Poet William Stafford (1914-1993), fêted February 7 in a grand celebration through Portland, Oregon’s Literary Arts organization on the 100th anniversary of his birth, was “a man who could talk about the light because of the time he spent grinding through the dark,” according to fellow Portland poet, and the evening’s host, Matthew Dickman. In a sold out event—despite the uncharacteristic snowstorm that left many Portlanders unable to attend—Literary Arts and Lewis & Clark College commemorated the life of one of Oregon’s most renowned poets and one of country’s most revered names in the form. The centennial celebration at the city’s Newmark Theater featured some of the region’s—and nation’s—most accomplished voices; those, as Dickman called them, “who’ve chosen to engage in that same darkness to create their own light.”
Stafford, who spent three decades teaching at Lewis & Clark, won the National Book Award for Poetry for his 1962 volume Traveling Through the Dark and was the author of over 65 volumes of poetry, something he didn’t begin publishing until age 46. As Andrew Proctor, the executive director of Literary Arts, pointed out, “51 years after Stafford won the National Book Award, another faculty member at Lewis & Clark, Mary Szybist, won the National Book Award, making her the second Oregonian to win the award in Poetry. So I guess [Lewis &Clark] knows how to pick poetry professors.” Szybist, who received the 2013 award for her collection Incarnadine, was one of the participants in the events and recalled her debt to William Stafford as a poet and his influence on her own work. The title of her award-winning collection comes from a line in Stafford’s poem, “Ceremony”: “That was something the ocean would remember:/I saw me in the current flowing through the land/rolling, touching roots, the world incarnadined,/and the world richer by a kind of marriage.”
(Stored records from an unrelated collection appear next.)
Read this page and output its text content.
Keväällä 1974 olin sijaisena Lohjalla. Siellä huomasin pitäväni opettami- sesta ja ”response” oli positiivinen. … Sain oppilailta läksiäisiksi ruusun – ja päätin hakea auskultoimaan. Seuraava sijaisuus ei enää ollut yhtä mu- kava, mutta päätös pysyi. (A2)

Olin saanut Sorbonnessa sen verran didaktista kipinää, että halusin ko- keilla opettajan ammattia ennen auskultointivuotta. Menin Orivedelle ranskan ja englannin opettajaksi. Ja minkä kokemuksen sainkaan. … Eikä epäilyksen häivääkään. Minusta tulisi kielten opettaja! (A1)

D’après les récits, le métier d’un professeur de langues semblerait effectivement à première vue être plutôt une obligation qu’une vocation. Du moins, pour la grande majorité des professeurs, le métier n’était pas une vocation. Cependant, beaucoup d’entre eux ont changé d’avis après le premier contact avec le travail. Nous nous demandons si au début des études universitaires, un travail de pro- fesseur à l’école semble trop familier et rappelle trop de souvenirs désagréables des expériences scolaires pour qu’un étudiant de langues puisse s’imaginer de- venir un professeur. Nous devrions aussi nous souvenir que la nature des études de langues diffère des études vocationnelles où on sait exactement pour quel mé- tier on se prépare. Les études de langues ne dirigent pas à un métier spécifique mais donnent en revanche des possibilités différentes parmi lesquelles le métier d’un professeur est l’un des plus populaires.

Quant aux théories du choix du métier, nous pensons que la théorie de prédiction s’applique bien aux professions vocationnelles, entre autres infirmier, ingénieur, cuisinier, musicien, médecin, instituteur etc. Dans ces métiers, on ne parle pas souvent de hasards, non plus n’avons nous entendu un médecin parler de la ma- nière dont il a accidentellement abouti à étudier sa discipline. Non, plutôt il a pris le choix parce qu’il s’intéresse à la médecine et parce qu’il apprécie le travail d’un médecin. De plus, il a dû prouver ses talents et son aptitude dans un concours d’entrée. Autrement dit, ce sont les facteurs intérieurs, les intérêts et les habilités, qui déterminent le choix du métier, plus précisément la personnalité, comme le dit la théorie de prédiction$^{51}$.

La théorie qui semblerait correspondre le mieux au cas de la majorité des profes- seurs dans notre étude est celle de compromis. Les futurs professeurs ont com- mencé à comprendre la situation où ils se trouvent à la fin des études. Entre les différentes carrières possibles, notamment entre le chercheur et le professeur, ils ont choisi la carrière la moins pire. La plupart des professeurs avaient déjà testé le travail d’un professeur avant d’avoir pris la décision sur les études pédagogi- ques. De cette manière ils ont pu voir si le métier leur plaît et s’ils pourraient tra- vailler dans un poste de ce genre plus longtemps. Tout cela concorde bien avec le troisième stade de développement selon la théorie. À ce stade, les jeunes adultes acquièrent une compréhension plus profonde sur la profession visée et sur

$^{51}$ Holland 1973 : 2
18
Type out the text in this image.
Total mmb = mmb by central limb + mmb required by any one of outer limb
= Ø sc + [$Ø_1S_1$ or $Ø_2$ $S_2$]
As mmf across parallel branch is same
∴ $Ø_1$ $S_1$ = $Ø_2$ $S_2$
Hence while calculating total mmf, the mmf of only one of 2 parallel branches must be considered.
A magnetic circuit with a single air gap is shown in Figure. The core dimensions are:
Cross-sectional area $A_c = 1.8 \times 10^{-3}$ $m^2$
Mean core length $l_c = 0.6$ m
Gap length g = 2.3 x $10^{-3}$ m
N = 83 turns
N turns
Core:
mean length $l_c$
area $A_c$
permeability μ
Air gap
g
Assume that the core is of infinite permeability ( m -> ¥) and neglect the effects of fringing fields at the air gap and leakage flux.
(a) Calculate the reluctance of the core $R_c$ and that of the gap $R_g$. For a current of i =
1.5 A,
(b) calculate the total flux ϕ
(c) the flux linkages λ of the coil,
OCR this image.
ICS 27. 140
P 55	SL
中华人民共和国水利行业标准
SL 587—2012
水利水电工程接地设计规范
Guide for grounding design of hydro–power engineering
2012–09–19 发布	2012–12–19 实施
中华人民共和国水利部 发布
Along with Dickman—the poetry editor for Tin House magazine and a recipient of the Oregon Book Award for Poetry—and Szybist, the event included readings and reflections from Oregon’s current Poet Laureate Paulann Petersen, as well as poets Li-Young Lee (Behind My Eyes); Tony Hoagland (Unincorporated Persons in the Late Honda Dynasty), who was a last-minute replacement for poet Ted Kooser, unable to attend due to illness; and Kim Stafford, the late poet’s son and the author of a dozen books of poetry and prose, most recently the Oregon Book Award-nominated memoir, 100 Tricks Every Boy Can Do. Each reflected on the impact of William Stafford on their work as artists, and human beings.
Remembering William Stafford—his work and his life—Petersen described the poet as “seamless.” Stafford, “with every word he spoke, every word he word he wrote, with every act, he bore witness to his profound belief in the nonviolent resolution of conflict,” said Petersen. “Each poem, each bit of prose, each is the work of a life-long peacemaker. Seamless. To celebrate William Stafford is to celebrate his vision, his seamlessness. To celebrate William Stafford is to celebrate his peacemaking. And this world can use more peace-making. More people making those millions of intricate moves required for justice.” She made reference to one of Stafford’s most well-known poems, “Ask Me”—also the title of the recently published collection of essential poems from Graywolf—and reiterated that, like the river that appears in so much of Stafford’s work, “water has much to say about the earth and its creatures but has nothing to say about lines that try to divide ‘our’ kind from ‘their’ kind. A river, with its comings and goings from miles away, a river refuses to recognize lines of demarcation between a ‘we’ and a ‘they.’ A river speaks the language of this earth’s wholeness, its unity. A seamless language. And, yes, what the river says, that is what William Stafford would say.”
For Dickman, it’s difficult to “gauge Stafford's impact in the poetry world. I wonder where he stands now. Certainly poets of his generation, poets on the East Coast admired his work, his fierceness and elegance and his political stand against violence.” Stafford was a conscientious objector during WWII and spent four years doing alternative service in one of the country’s Civilian Public Service camps, an experience he later attributed to adding a certain coldness to his work; Stafford’s commitment to pacifism and his distaste for war and all manner of violent conflict resonates in his work, overtly as often as not. As for importance of the Stafford Centennial and what he hoped audience members would gain from the experience, Dickman said that he hopes “people take some of Stafford's advocacy for poetry away with them after this event. Stafford celebrated poetry and the poetry of others, he knew it was important for humanity, that it was dangerous because it supported things like empathy and love.” Those qualities, and the dark places where they often lurk and born, are what attracts both readers and other poets to Stafford’s substantial volume of work. As Dickman puts it, “I wonder if there can be any other way to think about a man who once said that he had woven a parachute out of everything broken. For many of us, that parachute has been a lifesaver, a reminder that we speak the same ecstatic, and sometimes violent, language that a river does. An engagement with nature to reveal what is human.”